I have had this wagon for or a number of years and I thought it was about time to do something more than look at it. Both of these horses have been driving as singles for over a year. We contacted and arranged for lessons from a very knowledgeable trainer with extensive experience with driving pairs. This proved to be invaluable, as she was able to provide both direct and indirect support to insure that the two girls got off to a good start.

Ron


----------



## Crabby-Chicken (Jan 15, 2011)

That is awesome! What arena is that,,,NICE! Congrats on getting started with this!


----------



## Marsha Cassada (Jan 15, 2011)

Girls and wagon--what a beautiful set up! Looking forward to hearing more about their progress!


----------



## lucky seven (Jan 15, 2011)

What a nice picture! Hope to be able to do the same in the future, Haven't driven one mini but already looking forward to 2 at a time.. Enjoy!


----------



## leeapachemoon (Jan 15, 2011)

Beautiful!

 

I am waiting for my perfect pair to come along.


----------



## ClickMini (Jan 15, 2011)

Very cool! Will you be competing them this year? I MIGHT compete my little pair in training. It will be either them or my newest single, Sensation, who will also be in training level.


----------



## jleonard (Jan 15, 2011)

What fun! They look wonderful



My secret dream is to buy my Welsh filly's full sister that will be born in the spring to create a pair. Of course her breeder sold her dam, so it probably won't happen, but I'll keep dreaming (and nagging the new owner



)!

Please update us on your pair's progress when you can!


----------



## RhineStone (Jan 15, 2011)

That's pretty cool, Ron & Dorothy!



jleonard said:


> My secret dream is to buy my Welsh filly's full sister that will be born in the spring to create a pair. Of course her breeder sold her dam, so it probably won't happen, but I'll keep dreaming (and nagging the new owner
> 
> 
> 
> )!


There is nothing that says you have to own both the horses to make a pair. Maybe the new owner would be up for some fun one day!

Myrna


----------



## hobbyhorse23 (Jan 16, 2011)

Wow guys, congratulations! It's so exciting to see new pairs and tandems popping up locally. That's Breezy Bandita and...? They look great with that wagon! Can't wait to see more pictures.



Crabby-Chicken said:


> That is awesome! What arena is that,,,NICE!
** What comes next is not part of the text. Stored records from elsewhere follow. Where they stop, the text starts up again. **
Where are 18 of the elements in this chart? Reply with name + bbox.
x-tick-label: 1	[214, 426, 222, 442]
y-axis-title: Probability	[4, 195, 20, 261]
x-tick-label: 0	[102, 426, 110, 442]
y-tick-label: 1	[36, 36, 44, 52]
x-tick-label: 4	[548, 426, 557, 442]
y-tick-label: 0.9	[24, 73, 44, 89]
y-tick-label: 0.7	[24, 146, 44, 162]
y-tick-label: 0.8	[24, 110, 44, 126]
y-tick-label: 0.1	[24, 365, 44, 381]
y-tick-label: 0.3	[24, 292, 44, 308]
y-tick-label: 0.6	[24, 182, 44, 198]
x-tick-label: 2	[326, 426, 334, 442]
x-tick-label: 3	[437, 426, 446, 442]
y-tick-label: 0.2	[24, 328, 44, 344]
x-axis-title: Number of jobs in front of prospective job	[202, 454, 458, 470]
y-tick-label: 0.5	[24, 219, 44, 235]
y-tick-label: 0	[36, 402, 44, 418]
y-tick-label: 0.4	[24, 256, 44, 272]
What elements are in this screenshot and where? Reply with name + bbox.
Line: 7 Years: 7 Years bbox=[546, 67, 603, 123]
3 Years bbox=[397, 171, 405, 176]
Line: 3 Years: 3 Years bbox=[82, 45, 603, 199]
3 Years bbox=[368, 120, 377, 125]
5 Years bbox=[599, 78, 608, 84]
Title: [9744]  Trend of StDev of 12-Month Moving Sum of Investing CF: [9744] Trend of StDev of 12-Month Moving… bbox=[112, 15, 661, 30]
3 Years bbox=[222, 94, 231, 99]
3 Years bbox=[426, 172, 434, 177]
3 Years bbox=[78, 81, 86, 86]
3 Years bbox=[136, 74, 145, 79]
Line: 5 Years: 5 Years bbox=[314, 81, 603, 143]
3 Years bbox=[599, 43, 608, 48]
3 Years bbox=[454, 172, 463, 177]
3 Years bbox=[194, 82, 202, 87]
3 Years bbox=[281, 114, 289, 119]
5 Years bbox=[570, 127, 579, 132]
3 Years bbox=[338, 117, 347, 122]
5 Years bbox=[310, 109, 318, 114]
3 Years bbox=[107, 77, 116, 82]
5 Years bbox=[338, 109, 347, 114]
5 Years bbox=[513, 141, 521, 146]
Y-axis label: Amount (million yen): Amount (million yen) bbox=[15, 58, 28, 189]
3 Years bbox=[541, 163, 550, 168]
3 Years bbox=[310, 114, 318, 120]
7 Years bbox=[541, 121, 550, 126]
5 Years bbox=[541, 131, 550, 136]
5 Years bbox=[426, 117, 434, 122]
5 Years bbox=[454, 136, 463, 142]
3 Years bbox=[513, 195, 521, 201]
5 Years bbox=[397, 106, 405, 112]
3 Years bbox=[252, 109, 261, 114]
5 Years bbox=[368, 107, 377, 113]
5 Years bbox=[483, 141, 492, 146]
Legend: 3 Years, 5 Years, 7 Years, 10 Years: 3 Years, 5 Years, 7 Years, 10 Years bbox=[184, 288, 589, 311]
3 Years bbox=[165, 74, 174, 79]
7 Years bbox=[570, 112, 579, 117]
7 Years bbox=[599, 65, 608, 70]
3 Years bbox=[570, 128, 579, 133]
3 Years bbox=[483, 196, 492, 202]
That's Happ's! Which means the trainer in question is most likely Terri Jones.



Good choice!

Leia


----------



## R Whiteman (Jan 16, 2011)

hobbyhorse23 said:


> That's Breezy Bandita and...?
> 
> That's Breezy and her half sister, TKO (by Put Up Your Dukes). Tiko and Kody share a date with Dr. Affedt...Remember?
> 
> Dorothy


----------



## hobbyhorse23 (Jan 16, 2011)

R Whiteman said:


> That's Breezy and her half sister, TKO (by Put Up Your Dukes). Tiko and Kody share a date with Dr. Affedt...Remember?


I do! I thought it might be her but remember you weren't sure she had the temperament for driving. Okay, and I also couldn't remember her name.



Nice to see her in harness!

Leia


----------



## gimp (Jan 19, 2011)

Tiko and Breezy's mother asked me, to ask you, to tell her fillies how proud she is.


----------



## Knottymare (Jan 28, 2011)

Cute team! I hope you'll post some videos


----------



## Knottymare (Feb 1, 2011)

I'm excited to see so many people in my state driving minis! I can't wait to get started!


----------



## Shortpig (Feb 7, 2011)

I don't know how I missed this. They look so great together. You will have so much fun with them. I look forward to seeing you driving them in person in the future.


----------